I spent the last week of my month long journey in Izmir, a city on the Aegean coast and the fourth most populous in Turkey. It also has awesome movie theaters. And I did the tourist thing - I went to the agora at Smyrna and the ruins at Ephesus. All it taught me was that my Classics degree has, only eight months after graduation, become nothing more than trivia facts. As my host family and I walked down the uncovered marble streets of Ephesus, I would say, "That's a library. Or a temple. Cat house?" or "That carving tells the story of Zeus and Apollo playing...charades? But I can't remember how it ends." It's a little discouraging to find that half the knowledge I spent four years acquiring is now apocryphal.
But forget about that (I apparently have). On Sunday I was invited to go to a Protestant church in Izmir, attended mainly by Turks. It was entirely in Turkish, which is humbling - it's easy to say, but it's hard to subconsciously believe God doesn't just speak English until you have to sing a hymn in Turkish. What was most disconcerting, though, was that although I knew some people there spoke English (I met them earlier, including the pastor, who studied in America and had great English), no one ever translated for me. They didn't even whisper, "We're about to pray," or "We're reading this passage," or "Those muffins require a monetary donation." Even when we broke up into smaller prayer groups, my group prayed in Turkish, though everyone spoke English and one guy (besides me) was American. I understand why - it's a Turkish church. But it climaxed during prayer requests, when one woman pointed to me and said something in Turkish. The whole congregation laughed, then the pastor moved to the next request, without translating how she had made fun of me.
My self-confidence skyrocketed.
Afterward I figured it out. I had helped the woman move earlier in the week (John, my host, asked during one day's errands if I could stop by for a little while. Of course, I said - I can spare four hours. Okay, I didn't say the last part, but I guess it was implied). This event included moving two couches down seven flights of stairs, up six flights of stairs, then moving another pair of couches down the same six flights. Elevators in Turkey hold two people (think about a matchbox. Now think about an elevator. They're like the second one), so it took longer. John moved his couch with another American, so they were able to say things like, "Slow down" or "Lift up." I moved with a Turk who didn't speak English. He would shout commands and I would say "AFFIRMATIVE!" without understanding.
On the second set of stairs, I was at the top of the couch when, weak from being generally a weak person, I collapsed with the couch on top of me. I was hurt, just greatly embarrassed, but all I could do was yell "TAMAM," or "Okay," because my partner either thought I was hurt or an idiot. Later John told me that if I wasn't there, the guy probably could've moved the couch by himself. He wasn't a big guy, but I guess that's just a Turkish thing.

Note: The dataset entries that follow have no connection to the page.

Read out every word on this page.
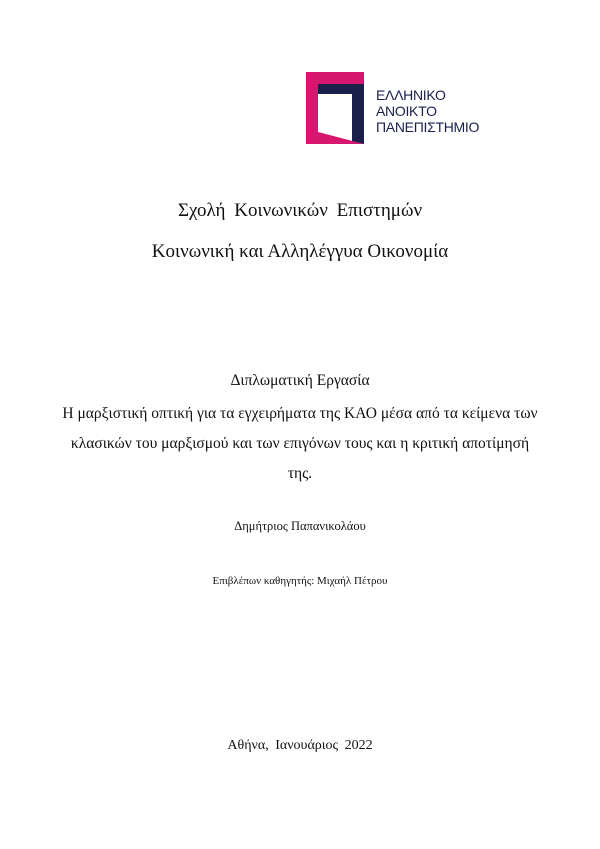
ΕΛΛΗΝΙΚΟ
ΑΝΟΙΚΤΟ
ΠΑΝΕΠΙΣΤΗΜΙΟ
Σχολή Κοινωνικών Επιστημών
Κοινωνική και Αλληλέγγυα Οικονομία
Διπλωματική Εργασία
Η μαρξιστική οπτική για τα εγχειρήματα της ΚΑΟ μέσα από τα κείμενα των κλασικών του μαρξισμού και των επιγόνων τους και η κριτική αποτίμησή της.
Δημήτριος Παπανικολάου
Επιβλέπων καθηγητής: Μιχαήλ Πέτρου
Αθήνα, Ιανουάριος 2022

So the comment in the church probably went like this: "I'm so thankful that everyone helped us move, including the foreigner [LAUGHTER]." Or she might have been describing how I collapsed.
For the sake of the site, I will say that while in Izmir I saw TRON the movie. Izmir has better theaters than my hometown in America. The movie was awesome, expect for the actual plot and whomever the movie was about (I read an article recently about how Hollywood is now tending to cast generically good looking leads without personality - think Avatar - so that the audience can imagine themselves in the lead role. I sure imagined what I would do inside a computer. I would kick butt. On a dragon made of light). But I think it's safe to say that the best parts of the movie were all the ones that involved the actual character of Tron.